The law went into effect immediately upon passage, and according to the San Jose Mercury News, some judges didn’t even wait until the vote was certified before they began reducing charges and resentencing inmates. Hundreds of inmates have reportedly already been released. KXTV says the law could reduce 40,000 felony convictions to misdemeanor charges, and as many as 7000 current inmates could qualify for early release.
The rationale behind Proposition 47 was two-fold. First, as is the case with many such initiatives, the primary motive was money. Prop 47 will reportedly alleviate much of the state’s jail overcrowding problem, potentially saving hundreds of millions of taxpayer dollars, with the intent that those funds be redirected to schools and to crime victims, as well as to mental health and drug treatment programs. Secondly, it is hoped that reduced sentences will encourage non-violent drug offenders toward rehabilitation programs as opposed to pushing them deeper into the vicious cycle of the jail system.

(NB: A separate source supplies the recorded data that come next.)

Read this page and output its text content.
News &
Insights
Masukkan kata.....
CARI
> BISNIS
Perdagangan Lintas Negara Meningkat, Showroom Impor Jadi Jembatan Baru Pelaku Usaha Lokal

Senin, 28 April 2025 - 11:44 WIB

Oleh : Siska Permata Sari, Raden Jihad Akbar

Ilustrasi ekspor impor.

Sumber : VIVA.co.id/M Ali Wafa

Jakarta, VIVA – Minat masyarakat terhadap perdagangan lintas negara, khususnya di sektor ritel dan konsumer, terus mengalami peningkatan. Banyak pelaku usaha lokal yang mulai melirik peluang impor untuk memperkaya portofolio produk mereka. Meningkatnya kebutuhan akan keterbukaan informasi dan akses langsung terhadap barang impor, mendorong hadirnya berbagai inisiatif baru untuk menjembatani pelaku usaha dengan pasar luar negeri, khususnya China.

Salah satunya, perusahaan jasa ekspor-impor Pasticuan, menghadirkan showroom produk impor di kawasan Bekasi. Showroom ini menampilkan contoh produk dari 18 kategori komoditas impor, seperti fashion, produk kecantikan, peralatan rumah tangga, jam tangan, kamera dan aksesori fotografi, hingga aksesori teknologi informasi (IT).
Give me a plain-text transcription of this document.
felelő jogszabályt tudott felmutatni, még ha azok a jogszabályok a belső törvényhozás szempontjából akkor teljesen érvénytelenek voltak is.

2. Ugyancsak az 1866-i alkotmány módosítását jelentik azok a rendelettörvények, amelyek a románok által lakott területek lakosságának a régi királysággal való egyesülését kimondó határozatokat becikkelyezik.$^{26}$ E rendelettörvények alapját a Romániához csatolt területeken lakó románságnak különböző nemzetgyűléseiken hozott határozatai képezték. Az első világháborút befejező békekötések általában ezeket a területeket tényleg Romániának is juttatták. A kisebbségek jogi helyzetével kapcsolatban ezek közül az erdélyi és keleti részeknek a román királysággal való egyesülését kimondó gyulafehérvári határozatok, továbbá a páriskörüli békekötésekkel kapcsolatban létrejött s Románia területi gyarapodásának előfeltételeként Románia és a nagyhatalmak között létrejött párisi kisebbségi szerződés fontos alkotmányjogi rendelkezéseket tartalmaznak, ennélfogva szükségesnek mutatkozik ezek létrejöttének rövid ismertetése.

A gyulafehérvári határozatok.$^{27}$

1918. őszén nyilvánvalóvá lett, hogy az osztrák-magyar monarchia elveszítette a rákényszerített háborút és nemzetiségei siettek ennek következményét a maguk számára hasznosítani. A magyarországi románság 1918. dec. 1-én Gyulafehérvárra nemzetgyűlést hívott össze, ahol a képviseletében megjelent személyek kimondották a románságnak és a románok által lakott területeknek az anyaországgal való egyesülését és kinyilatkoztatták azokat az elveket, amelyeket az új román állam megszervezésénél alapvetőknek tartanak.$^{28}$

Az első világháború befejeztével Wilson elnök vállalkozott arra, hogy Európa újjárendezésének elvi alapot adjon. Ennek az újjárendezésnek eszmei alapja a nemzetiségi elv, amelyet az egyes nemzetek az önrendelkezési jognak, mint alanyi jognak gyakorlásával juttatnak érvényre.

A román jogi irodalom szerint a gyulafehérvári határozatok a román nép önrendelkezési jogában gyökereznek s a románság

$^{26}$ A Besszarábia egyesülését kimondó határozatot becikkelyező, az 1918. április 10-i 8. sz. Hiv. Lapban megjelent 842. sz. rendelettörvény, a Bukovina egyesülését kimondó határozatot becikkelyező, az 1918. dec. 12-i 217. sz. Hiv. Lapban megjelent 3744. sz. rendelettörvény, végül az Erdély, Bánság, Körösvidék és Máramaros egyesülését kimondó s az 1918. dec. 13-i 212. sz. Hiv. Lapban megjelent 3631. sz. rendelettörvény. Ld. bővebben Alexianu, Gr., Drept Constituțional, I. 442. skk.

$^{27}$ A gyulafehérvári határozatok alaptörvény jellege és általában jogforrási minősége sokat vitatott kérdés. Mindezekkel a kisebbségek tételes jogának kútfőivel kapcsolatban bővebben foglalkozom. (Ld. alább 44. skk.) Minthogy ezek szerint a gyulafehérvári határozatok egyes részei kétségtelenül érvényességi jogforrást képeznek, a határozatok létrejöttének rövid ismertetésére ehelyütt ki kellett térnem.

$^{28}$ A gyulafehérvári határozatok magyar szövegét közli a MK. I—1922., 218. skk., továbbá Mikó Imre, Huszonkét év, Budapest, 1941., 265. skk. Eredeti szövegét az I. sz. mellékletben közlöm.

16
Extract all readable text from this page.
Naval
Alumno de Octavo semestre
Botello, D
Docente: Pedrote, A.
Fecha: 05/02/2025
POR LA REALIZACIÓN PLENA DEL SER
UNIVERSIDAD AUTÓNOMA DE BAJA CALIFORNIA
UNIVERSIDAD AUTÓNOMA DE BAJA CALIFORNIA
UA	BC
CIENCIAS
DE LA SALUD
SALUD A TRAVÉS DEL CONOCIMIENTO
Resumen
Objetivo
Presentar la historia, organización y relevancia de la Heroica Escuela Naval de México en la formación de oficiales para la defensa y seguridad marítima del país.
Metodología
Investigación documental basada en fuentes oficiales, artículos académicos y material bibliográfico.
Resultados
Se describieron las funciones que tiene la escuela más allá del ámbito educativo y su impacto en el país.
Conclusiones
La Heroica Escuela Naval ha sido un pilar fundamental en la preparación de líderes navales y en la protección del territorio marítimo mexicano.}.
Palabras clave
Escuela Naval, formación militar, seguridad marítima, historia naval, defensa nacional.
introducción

The passage of the initiative was not without controversy, as opponents claimed the law would release up to 10,000 convicted felons (which it is already poised to do), as well as reduce penalties for offenses like gun theft or possession of “date rape” drugs. Opponents argued that the initiative could have unintended negative consequences that could actually encourage an increase of criminal activity.
What does Proposition 47 mean for you? At the moment, nothing, unless you happen to live in California. But as with any such initiative, everything potentially sets a precedent. Jail overcrowding is a problem in many states, not just California. The passage of Proposition 47 could easily result in similar referendums being placed on ballots in other states in the not-too-distant future.